The morning sun was rising to shed light and warmth on sleepy Cymru Keep. Given the white stone’s day-long exposure, the thickest parts of the structure’s rock tended to retain their heat throughout the night. At the top of a particularly warm rectangular column, whose broken but rain-worn top was shaped rather like an herbivore’s flat mashing tooth, lay Edgewise.
He had spent most of the night hard at work among the trees near the bone-zone, ascending trees and snatching sleeping starlings and titmouses (titmice?) and even a fat little shrew. The shrew he had eaten on the spot to keep his energy levels up, the birds he had brought back to leave in the food pile. He also brought back the report that the bird and rodent population seemed to be thriving there; an absence of major predators in the area, and the abundant plant life, all combined to explode the numbers of mice and rats and birds, and even snakes! Edgewise wasn’t interested in trying to catch any snakes just yet…

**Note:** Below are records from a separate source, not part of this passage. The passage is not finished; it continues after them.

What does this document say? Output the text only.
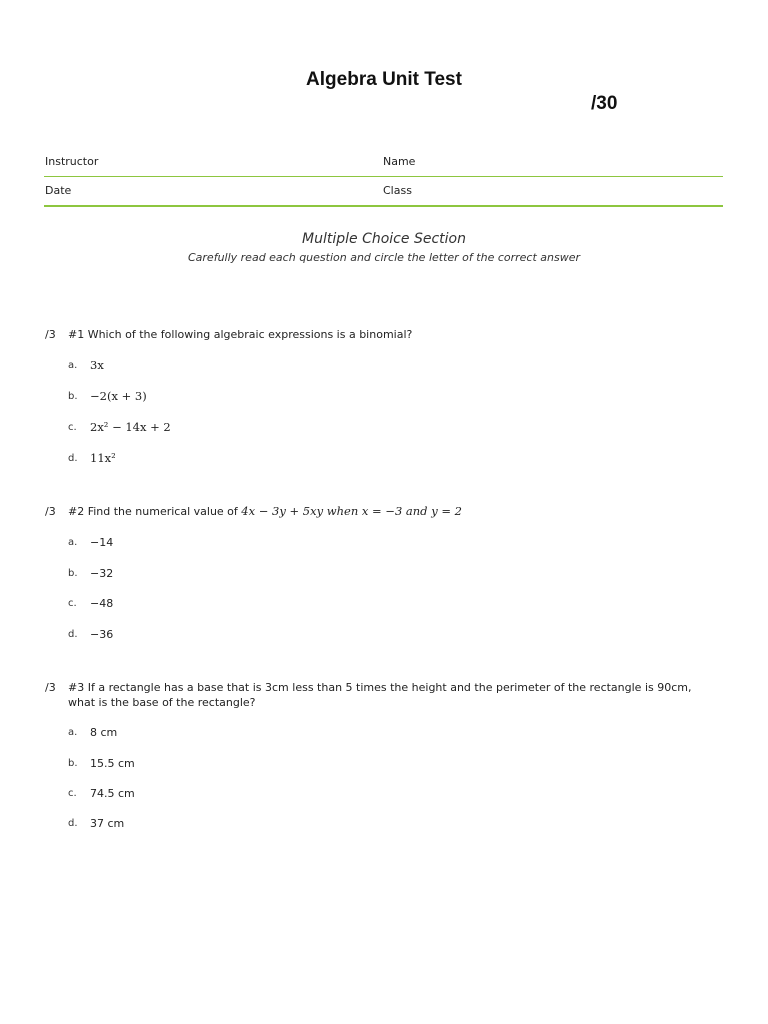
Algebra Unit Test
/30
Instructor	Name
Date	Class
Multiple Choice Section
Carefully read each question and circle the letter of the correct answer
/3 #1 Which of the following algebraic expressions is a binomial?
a. 3x
b. −2(x + 3)
c. 2x² − 14x + 2
d. 11x²
/3 #2 Find the numerical value of 4x − 3y + 5xy when x = −3 and y = 2
a. −14
b. −32
c. −48
d. −36
/3 #3 If a rectangle has a base that is 3cm less than 5 times the height and the perimeter of the rectangle is 90cm,
what is the base of the rectangle?
a. 8 cm
b. 15.5 cm
c. 74.5 cm
d. 37 cm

What he was interested in catching were some snoozes. He was right on the tail end of a quick nap on the warm stone as the sunlight started shining through his lightbrown fur, and through his eyelids. He had been having a fuzzy dream, a vision of a vast, dry expanse. He saw hills, but not hills of stone or soil. They were hills of tiny grains, small enough to blow in the wind, but great enough in number to bury giant stone structures, each like the Keep itself, but different in design and purpose. There were rocky outcroppings there, and creatures that wandered the cooler nights and hid during the day. Edgewise dreamed of cats out there, like him, but harder, windblown, with flecks of the tiny brown grains mixed into their fur, and with a steel in their eyes that shook him to his core. As the sun rose in the waking world, the light in his eyes invaded his dream; a sun rose over this dry place, and the cats there welcomed him, their claws reaching for him, their mouths wide in either words or a biting death...

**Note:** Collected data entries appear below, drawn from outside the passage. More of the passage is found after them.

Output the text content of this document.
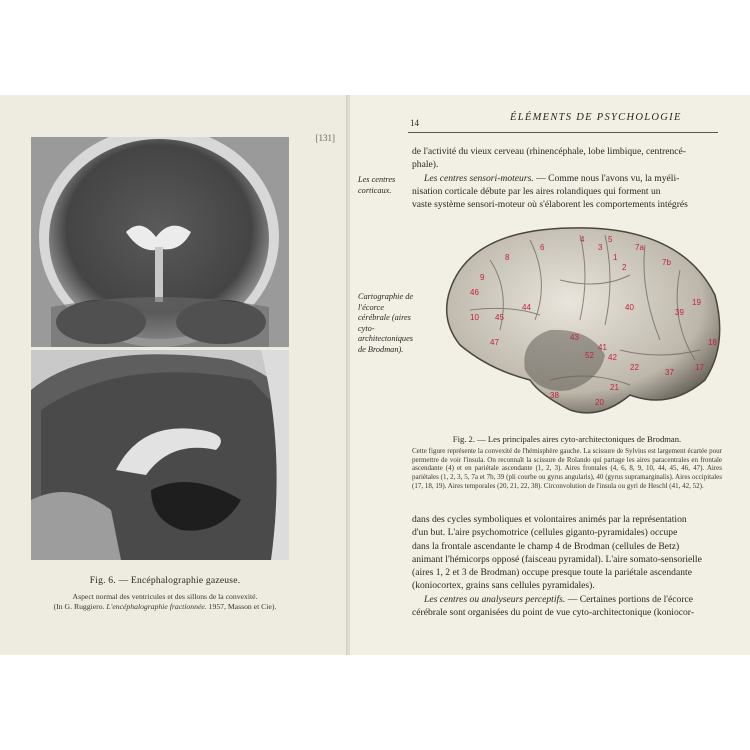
[131]
Fig. 6. — Encéphalographie gazeuse.
Aspect normal des ventricules et des sillons de la convexité.
(In G. Ruggiero. L'encéphalographie fractionnée. 1957, Masson et Cie).
14	ÉLÉMENTS DE PSYCHOLOGIE
Les centres corticaux.
Cartographie de l'écorce cérébrale (aires cyto-architectoniques de Brodman).
de l'activité du vieux cerveau (rhinencéphale, lobe limbique, centrencé-
phale).
Les centres sensori-moteurs. — Comme nous l'avons vu, la myéli-
nisation corticale débute par les aires rolandiques qui forment un
vaste système sensori-moteur où s'élaborent les comportements intégrés
6
4
3
1
2
5
7a
7b
8
9
10
44
45
46
47
40
39
43
41
42
52
22
21
20
38
37
19
18
17
Fig. 2. — Les principales aires cyto-architectoniques de Brodman.
Cette figure représente la convexité de l'hémisphère gauche. La scissure de Sylvius est largement écartée pour permettre de voir l'insula. On reconnaît la scissure de Rolando qui partage les aires paracentrales en frontale ascendante (4) et en pariétale ascendante (1, 2, 3). Aires frontales (4, 6, 8, 9, 10, 44, 45, 46, 47). Aires pariétales (1, 2, 3, 5, 7a et 7b, 39 (pli courbe ou gyrus angularis), 40 (gyrus supramarginalis). Aires occipitales (17, 18, 19). Aires temporales (20, 21, 22, 38). Circonvolution de l'insula ou gyri de Heschl (41, 42, 52).
dans des cycles symboliques et volontaires animés par la représentation
d'un but. L'aire psychomotrice (cellules giganto-pyramidales) occupe
dans la frontale ascendante le champ 4 de Brodman (cellules de Betz)
animant l'hémicorps opposé (faisceau pyramidal). L'aire somato-sensorielle
(aires 1, 2 et 3 de Brodman) occupe presque toute la pariétale ascendante
(koniocortex, grains sans cellules pyramidales).
Les centres ou analyseurs perceptifs. — Certaines portions de l'écorce
cérébrale sont organisées du point de vue cyto-architectonique (koniocor-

Edgewise, on his back atop the tooth-column, opened his eyes, brought out of the dream-sleep my Snail’s polite greeting. He was still a little drowsy, still half-stupid from the dreamstate whose visions quickly fled his mind, so he said:
”Uhh, lemme check.”
Edgewise stretched his paws out, his little ribs sticking through as he extended his whooooole body in a big stretchy stretch. A yawn conquered his face, and is mouth opened wide, pink tongue extending and curling. He smacked his lips and looked up, and out, to the sun, and to the absence of any dry grains and buried structures.
”Yeah, I figure so.” He rolled over, nearly losing his perch and toppling down to the ground. He tried, and failed, to hide his half-awake stumblings.
”What, uhh… What are you up to today, Snail?” Edgewise asked politely.